Décès de Maryam Mirzakhani, première mathématicienne lauréate de la prestigieuse médaille Fields 

La mathématicienne iranienne est morte d’un cancer à l’âge de 40 ans. Elle s’était notamment spécialisée dans la géométrie des formes inhabituelles.
Devenue la première femme à recevoir la prestigieuse médaille Fields  -l’équivalent du prix Nobel en mathématiques- en 2014, Maryam Mirzakhani est morte à 40 ans d’un cancer aux États-Unis, ont annoncé un proche et des médias iraniens ce samedi. 
Née en 1977, cette iranienne, professeure à l’université américaine de Stanford, avait fait de la géométrie des formes inhabituelles sa spécialité. Elle a notamment découvert de nouvelles façons de calculer les volumes d’objets avec des surfaces hyperboliques comme, par exemple, une selle de cheval. 
« Dotée d’une parfaite connaissance d’un éventail très divers de techniques mathématiques et de cultures mathématiques disparates, elle maîtrise une rare combinaison de capacités techniques, d’ambition audacieuse et une profonde curiosité », écrivait le Congrès international des mathématiciens (ICM) en annonçant sa récompense. 
    « C’est un grand honneur et je serai heureuse si cela encourage de jeunes femmes scientifiques et mathématiciennes », avait alors déclaré la lauréate. « Je suis convaincue que de nombreuses autres femmes recevront ce type de récompense dans les prochaines années. » 

        

La passion des mathématiques
« Une lumière s’est éteinte aujourd’hui. Cela me brise le coeur… partie bien trop tôt », a écrit Firouz Michael Naderi, scientifique américano-iranien et ancien de la Nasa, sur Twitter et Instagram. « Un génie? Oui, mais aussi une fille, une mère et une épouse », a-t-il ajouté dans un autre message accompagné d’une photo en noir et blanc de Maryam Mirzakhani, coupe courte et regard clair fixé vers l’objectif. 
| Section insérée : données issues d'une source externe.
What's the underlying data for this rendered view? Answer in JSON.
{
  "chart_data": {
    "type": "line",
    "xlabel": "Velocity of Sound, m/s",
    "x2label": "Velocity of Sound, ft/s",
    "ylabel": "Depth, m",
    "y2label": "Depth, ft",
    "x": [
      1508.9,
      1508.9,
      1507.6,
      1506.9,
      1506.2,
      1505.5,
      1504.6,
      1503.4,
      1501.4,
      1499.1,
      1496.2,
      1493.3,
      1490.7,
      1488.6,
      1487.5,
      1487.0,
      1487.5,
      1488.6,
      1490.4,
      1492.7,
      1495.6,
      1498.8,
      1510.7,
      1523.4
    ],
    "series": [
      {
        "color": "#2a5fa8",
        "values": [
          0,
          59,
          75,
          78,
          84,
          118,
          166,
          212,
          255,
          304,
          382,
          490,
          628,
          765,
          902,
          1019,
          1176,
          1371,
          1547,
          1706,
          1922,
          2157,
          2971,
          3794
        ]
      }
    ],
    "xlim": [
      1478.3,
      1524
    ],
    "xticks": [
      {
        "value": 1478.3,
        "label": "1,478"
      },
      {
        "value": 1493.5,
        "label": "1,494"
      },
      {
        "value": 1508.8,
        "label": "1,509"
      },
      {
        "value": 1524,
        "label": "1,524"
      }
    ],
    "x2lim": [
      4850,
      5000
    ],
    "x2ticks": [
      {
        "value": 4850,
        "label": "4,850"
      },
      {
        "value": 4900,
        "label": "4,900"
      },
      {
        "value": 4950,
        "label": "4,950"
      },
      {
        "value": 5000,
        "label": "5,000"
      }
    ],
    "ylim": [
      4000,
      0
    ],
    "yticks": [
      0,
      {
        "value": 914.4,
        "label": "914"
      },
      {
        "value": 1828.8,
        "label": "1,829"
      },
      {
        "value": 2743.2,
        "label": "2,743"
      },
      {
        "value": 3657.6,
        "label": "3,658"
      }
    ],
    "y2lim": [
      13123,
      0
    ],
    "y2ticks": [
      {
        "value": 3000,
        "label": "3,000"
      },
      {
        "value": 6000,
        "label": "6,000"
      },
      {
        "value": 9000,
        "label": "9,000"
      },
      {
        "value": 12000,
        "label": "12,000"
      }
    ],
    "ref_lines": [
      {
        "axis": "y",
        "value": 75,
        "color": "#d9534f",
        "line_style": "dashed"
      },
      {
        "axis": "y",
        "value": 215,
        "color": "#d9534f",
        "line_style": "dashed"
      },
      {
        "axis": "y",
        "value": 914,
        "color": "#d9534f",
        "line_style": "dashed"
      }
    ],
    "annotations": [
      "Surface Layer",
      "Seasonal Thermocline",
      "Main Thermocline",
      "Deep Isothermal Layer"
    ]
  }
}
Enfant, Maryam Mirzakhani se rêvait écrivain, avant de se passionner au collège pour les chiffres et les équations. 
    « C’est amusant, c’est comme faire un puzzle ou résoudre une énigme policière », assurait avec simplicité celle qui se fit déjà remarquer lorsque, adolescente, elle remporta les olympiades internationales des mathématiques deux années de suite, en 1994 et 1995, avec un score parfait à l’issue de la seconde édition.
Vendredi, Firouz Michael Naderi avait mis en ligne une photo de la jeune femme en train d’écrire des formules mathématiques sur un tableau noir avec ce message: « c’est quelqu’un de très réservé mais envoyez-lui vos pensées positives et vos énergies positives ».